'Half a dollar a tin.'
'Half a dollar it is. Got that down, Mr. Wallis?'
'Yes,' said Tom, 'seventeen dollars;' and he counted out seventeen pebbles.
'Six bottles of pickles, two bottles of chutney, and two bottles of green things like plums, one bag of oatmeal, and a tin box of raisins. How much for that lot?'
Bill was not sure. 'Say ten dollars.'
'Fourteen-pound box of "Two Seas" tobacco--Mr. Chester, you has a right noble mind to think of it,--three hanks twine, palm and sail-needles, one box fish-hooks, four pair dungaree pants, six dozen packets Swedish stinker matches, lot o' clay pipes all broken, three clasp-knives, and one tin o' mustard. How much?'
After a little discussion the lot was valued at forty dollars; and then the contents of the next bag were turned out. They consisted of about fifty pounds of biscuit, some tins of German sausage, a rug belonging to Mr. Kelly, a bag of bullets, a fan-tail hatchet, a bundle of fishing-lines, a burning-glass, a Dutch cheese in a tin, ten boxes of percussion-caps, and one bottle of Edinburgh ale.

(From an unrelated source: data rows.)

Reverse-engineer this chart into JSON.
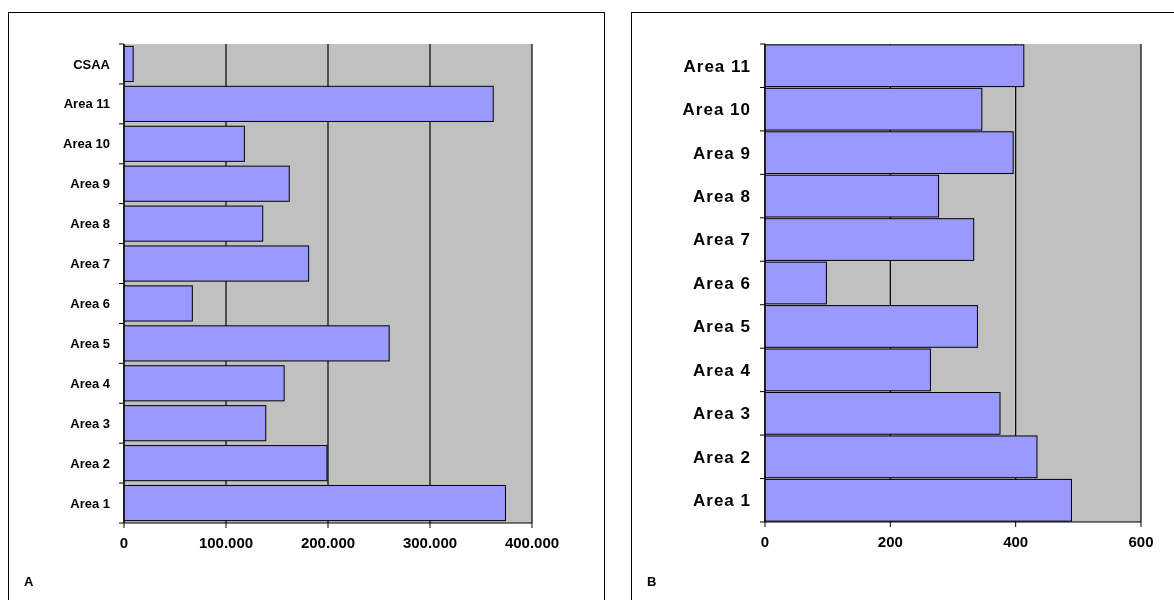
{
  "chart_data": [
    {
      "type": "bar",
      "orientation": "horizontal",
      "categories": [
        "CSAA",
        "Area 11",
        "Area 10",
        "Area 9",
        "Area 8",
        "Area 7",
        "Area 6",
        "Area 5",
        "Area 4",
        "Area 3",
        "Area 2",
        "Area 1"
      ],
      "values": [
        9000,
        362000,
        118000,
        162000,
        136000,
        181000,
        67000,
        260000,
        157000,
        139000,
        199000,
        374000
      ],
      "color": "#9999ff",
      "xlim": [
        0,
        400000
      ],
      "xticks": [
        0,
        {
          "value": 100000,
          "label": "100.000"
        },
        {
          "value": 200000,
          "label": "200.000"
        },
        {
          "value": 300000,
          "label": "300.000"
        },
        {
          "value": 400000,
          "label": "400.000"
        }
      ],
      "grid": "x",
      "annotations": [
        "A"
      ]
    },
    {
      "type": "bar",
      "orientation": "horizontal",
      "categories": [
        "Area 11",
        "Area 10",
        "Area 9",
        "Area 8",
        "Area 7",
        "Area 6",
        "Area 5",
        "Area 4",
        "Area 3",
        "Area 2",
        "Area 1"
      ],
      "values": [
        413,
        346,
        396,
        277,
        333,
        98,
        339,
        264,
        375,
        434,
        489
      ],
      "color": "#9999ff",
      "xlim": [
        0,
        600
      ],
      "xticks": [
        0,
        200,
        400,
        600
      ],
      "grid": "x",
      "annotations": [
        "B"
      ]
    }
  ]
}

'Put them down at twenty dollars, Mr. Wallis.'
The next 'lot' was rolled up in the steward's own blankets, and carefully seized round with spun yarn--three Snider carbines with three hundred or four hundred cartridges, the steward's own razor, glass, and comb, Tom's gun (that given him by the captain of the Virago at Noumea), some more tins of powder, caps, a bag of No. 3 shot, a bottle of one 'Kennedy's Medical Discovery for the Cure of all Diseases,' a bag of salt, a piece of New Zealand bacon, Mr. Harvey's revolver with case and fittings, a roasted fowl, and a sextant-case without the sextant.
'About a hundred and fifty dollars will square that lot,' said Maori Bill, thoughtfully.